The project deals with the transformation of antique concepts in mathematics, mechanics, and the theory of heat after the rise of classical physics in the seventeenth and eighteenth centuries. Focusing on the time between the scientific and industrial revolutions, the project analyzes the relation between the idea of a revival of antique forms of knowledge and the idea that antique traditions are no longer relevant for a modern epoch that is characterized by radical innovations in knowledge, methods, resources, and institutions. It is assumed that this transformation affected both the worldview in general (through subsequent revisions of mechanical natural philosophy) and practical mechanical knowledge (especially in the use of resources).

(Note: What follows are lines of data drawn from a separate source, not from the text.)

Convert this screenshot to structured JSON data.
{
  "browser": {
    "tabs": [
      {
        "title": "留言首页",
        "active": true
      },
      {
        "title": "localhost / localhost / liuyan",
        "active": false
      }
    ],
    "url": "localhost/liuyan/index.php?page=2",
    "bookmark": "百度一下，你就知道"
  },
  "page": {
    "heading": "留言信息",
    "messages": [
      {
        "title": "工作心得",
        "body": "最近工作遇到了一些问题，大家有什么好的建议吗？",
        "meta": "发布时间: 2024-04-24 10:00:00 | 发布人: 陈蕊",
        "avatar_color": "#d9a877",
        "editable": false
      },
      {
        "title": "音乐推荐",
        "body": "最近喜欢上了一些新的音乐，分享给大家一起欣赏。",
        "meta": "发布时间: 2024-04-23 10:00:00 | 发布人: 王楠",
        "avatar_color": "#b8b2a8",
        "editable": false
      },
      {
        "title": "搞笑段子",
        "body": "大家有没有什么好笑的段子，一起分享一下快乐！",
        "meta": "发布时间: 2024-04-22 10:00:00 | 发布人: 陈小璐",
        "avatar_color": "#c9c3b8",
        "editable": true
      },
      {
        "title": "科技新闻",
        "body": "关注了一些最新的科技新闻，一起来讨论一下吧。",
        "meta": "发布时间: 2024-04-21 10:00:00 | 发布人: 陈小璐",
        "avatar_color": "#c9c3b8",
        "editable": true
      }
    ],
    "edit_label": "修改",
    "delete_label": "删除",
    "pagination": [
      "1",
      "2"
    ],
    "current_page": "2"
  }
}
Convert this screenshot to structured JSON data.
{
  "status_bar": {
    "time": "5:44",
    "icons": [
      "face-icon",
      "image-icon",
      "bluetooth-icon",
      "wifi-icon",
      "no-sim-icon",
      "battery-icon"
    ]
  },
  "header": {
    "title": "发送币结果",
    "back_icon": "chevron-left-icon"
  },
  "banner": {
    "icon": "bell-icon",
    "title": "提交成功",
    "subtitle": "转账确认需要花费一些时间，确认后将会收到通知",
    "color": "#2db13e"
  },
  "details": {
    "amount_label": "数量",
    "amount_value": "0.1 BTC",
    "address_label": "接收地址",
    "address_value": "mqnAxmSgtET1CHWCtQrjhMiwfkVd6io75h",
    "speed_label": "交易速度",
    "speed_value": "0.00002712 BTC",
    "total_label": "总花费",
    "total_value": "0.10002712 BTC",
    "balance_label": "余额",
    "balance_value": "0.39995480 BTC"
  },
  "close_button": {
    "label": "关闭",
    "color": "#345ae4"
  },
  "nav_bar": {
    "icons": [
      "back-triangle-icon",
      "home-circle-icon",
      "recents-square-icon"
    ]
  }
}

In the first phase of CRC 644 (2005–2008), the research group at the Max Planck Institute for the History of Science investigated structural changes in antique knowledge due to its historical transfer, focusing on central mechanical terms as weight, motion, and force. In the second phase of the project (2009–2012) the main focus was put on the connection between practical and theoretical knowledge in mechanics, architecture, and astronomy from antiquity up to the Renaissance. Based on the insights of the previous phases, the research of the final phase (2013–2016) investigated if and to what extent antique natural science continued to have an impact after the seventeenth century, despite the rise of a new approach that explicitly contradicted the antique tradition.
The central research questions were: 1) If and to what extent did classical physics and analytical mechanics supersede the auctoritas of antique knowledge of nature? 2) If and to what extent did antique practical and technical knowledge, as well as antique models of thought, survive after mathematical physics and the new concept of science based on it replaced the traditional philosophical foundations of physics?
These questions are addressed in two sub-projects: One of the projects dealt with the analytical turn in physics in which computability increasingly replaced intuition as argumentative strategy. The second project investigated the use of energy-rich resources in the interplay of the development of scientific knowledge and socio-economic dynamics. Both interconnected projects reflected on innovations of the eighteenth century and analyzed the extent to which the development of mechanics starting in the seventeenth century can be understood as a “second order transformation” (a transformation of the transformation of antiquity).
Sub-project 1 (Christoph Lehner): Changes in physical terminology as epistemological transformations: From intuitiveness to post-metaphysical computability.
Sub-project 1 focused on the transformation of the conceptual structure in the mechanics of Newton and the analytical mechanics of his successors until the end of the eighteenth century. The development of analytical mechanics was characterized by a shift from Aristotelian and scholastic arguments to a mathematical representation based on analytical geometry and infinitesimal calculus. The project investigated the reinterpretation of traditional terms such as force, motion, and space caused by the introduction of new mathematical methods and the role of antique traditions in this transformation. One central research question asked if key technologies and their challenges played an important role in this transformation, just as in the developments of the early modern era studied in the previous phases of the project. A second research question asked which repercussions this analytical turn had on the worldview of cosmology, metaphysics, and epistemology.
Sub-project 2 (Helge Wendt): Transformation of scientific practice and science organization in resource knowledge and resource use in the long eighteenth century.
This research project examined the transitional period between the Scientific and Industrial Revolutions, in continuation of the research into the transformation of the relation between practical and theoretical knowledge in the example of Renaissance pneumatics (studied in the previous two project phases). Employing the example of knowledge and use of energy-rich resources, it studies the processes of change in the closely interrelated fields of science, technology, and social and economic organization. The concentration is on theoretical and technological transformation processes of resources such as wind, water, wood, and coal, which became the subject of description and analysis for scientists, engineers, and technically competent entrepreneurs. The goal of this research project was to provide a comprehensive study of the “End of Antiquity” by combining different areas of historical research such as social, economic, and cultural history, as well as the history of science.